• Akhila Balasubramaniam

How to competitively market sustainability?

Updated: Apr 21


Photo by Margot RICHARD on Unsplash



When you see a product that says "eco-friendly", "fair-trade", "cruelty-free", do you choose it over a traditional product?


Let's say you don't, does it mean that you don't care for these? That's the oversimplification that we need to avoid!

I recently attended a Women in Sustainability conference on how to sell sustainability. The speakers Sophia and Natalia shared some ideas which answered these questions so clearly. Such simple ideas, that once I heard, it seemed like common sense.

I consider myself an environmentally conscious person (far from perfect). I try to make the right choice for nature and animals as much as it seems reasonable to me. "Reasonable" being the keyword.


The problem occurs when some of the strategies in sustainability marketing puts eco-conscious people in a "reasonability dilemma".

What is this reasonability dilemma?

Let's say I go to buy shampoo and I see two bottles with different messages:

  1. Recyclable, cruelty-free, vegan. You made the right choice for the planet! (It also has a recognised eco-label)

  2. Want to spare those extra moments taming your hair in the morning? Choose this and get frizz-free smooth hair!

This is the reasonability dilemma - "Do I choose something that benefits me or do I make the right choice for the environment? Is making the eco-friendly compromise reasonable to me?"

No one wants to buy a substandard product just to be an eco champion. If one option lets you spend lesser time combing in the morning to catch some extra sleep, you're going to take it.

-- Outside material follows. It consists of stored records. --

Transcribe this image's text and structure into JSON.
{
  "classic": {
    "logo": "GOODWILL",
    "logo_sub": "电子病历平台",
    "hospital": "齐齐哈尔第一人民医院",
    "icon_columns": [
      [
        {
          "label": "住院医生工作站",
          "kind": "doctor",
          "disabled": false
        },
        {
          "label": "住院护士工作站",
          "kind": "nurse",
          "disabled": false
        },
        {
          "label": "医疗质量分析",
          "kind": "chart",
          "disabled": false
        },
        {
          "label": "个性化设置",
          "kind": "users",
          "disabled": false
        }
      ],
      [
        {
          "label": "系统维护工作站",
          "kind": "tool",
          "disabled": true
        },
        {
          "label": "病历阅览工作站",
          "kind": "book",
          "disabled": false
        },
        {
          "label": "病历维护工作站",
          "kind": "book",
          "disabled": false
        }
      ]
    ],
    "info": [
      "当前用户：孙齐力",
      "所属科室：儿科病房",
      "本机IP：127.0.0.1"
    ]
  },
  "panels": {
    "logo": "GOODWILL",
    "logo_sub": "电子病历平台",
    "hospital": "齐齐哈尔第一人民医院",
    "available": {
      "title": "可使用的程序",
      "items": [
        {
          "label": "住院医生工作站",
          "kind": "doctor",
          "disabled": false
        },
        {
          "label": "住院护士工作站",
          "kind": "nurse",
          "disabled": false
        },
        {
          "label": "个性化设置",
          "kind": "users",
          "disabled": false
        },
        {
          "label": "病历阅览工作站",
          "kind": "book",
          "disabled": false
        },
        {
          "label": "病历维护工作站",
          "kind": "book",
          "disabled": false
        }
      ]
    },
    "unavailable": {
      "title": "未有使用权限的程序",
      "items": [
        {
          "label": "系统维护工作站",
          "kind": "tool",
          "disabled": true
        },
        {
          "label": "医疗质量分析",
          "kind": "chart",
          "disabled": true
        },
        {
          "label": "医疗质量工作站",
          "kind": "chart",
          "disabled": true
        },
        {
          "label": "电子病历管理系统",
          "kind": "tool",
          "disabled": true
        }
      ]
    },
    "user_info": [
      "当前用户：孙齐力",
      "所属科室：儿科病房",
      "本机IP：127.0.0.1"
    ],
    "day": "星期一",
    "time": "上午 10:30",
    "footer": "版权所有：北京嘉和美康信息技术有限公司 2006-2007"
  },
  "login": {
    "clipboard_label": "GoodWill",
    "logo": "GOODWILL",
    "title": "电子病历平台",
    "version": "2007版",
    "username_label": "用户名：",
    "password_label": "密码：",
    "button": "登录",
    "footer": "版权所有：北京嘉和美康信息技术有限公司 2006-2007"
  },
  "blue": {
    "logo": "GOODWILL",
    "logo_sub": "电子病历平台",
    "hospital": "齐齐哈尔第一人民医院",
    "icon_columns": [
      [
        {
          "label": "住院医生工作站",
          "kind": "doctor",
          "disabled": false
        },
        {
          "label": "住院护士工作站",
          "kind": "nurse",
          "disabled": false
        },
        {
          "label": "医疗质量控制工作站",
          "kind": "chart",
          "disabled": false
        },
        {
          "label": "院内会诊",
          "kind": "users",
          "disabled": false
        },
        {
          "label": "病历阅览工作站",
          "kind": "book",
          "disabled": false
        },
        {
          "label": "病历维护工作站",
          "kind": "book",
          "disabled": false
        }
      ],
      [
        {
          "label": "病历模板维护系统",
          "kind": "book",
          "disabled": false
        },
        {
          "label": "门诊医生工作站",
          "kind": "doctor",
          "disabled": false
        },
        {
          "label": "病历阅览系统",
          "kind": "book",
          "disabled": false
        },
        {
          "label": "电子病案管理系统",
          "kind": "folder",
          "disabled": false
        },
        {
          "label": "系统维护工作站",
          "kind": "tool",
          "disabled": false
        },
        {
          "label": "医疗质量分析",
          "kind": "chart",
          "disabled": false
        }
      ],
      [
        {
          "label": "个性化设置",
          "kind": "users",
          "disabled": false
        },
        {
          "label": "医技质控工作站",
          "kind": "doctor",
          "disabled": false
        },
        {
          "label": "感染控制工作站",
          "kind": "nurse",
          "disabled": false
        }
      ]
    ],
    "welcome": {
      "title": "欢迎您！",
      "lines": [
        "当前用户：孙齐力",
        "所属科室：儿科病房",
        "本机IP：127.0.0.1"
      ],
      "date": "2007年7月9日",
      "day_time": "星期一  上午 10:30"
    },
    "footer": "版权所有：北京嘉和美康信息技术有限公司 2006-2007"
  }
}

Sustainability marketing has to take elements from traditional marketing to keep the messaging customer-centric. You’re not selling it to the planet or the animals, so stop using that as the primary selling point. Tell the buyers how they profit from the product. Once you've offered the value, let the eco-friendly and sustainable branding be the icing on the cake and the differentiating factor.

Once they're sold on the benefits, empower them by underscoring how they're contributing to a healthy and sustainable environment. Now is the time to go all-in on how sustainable it is and make the buyers feel like champions, but let that not hog the focus.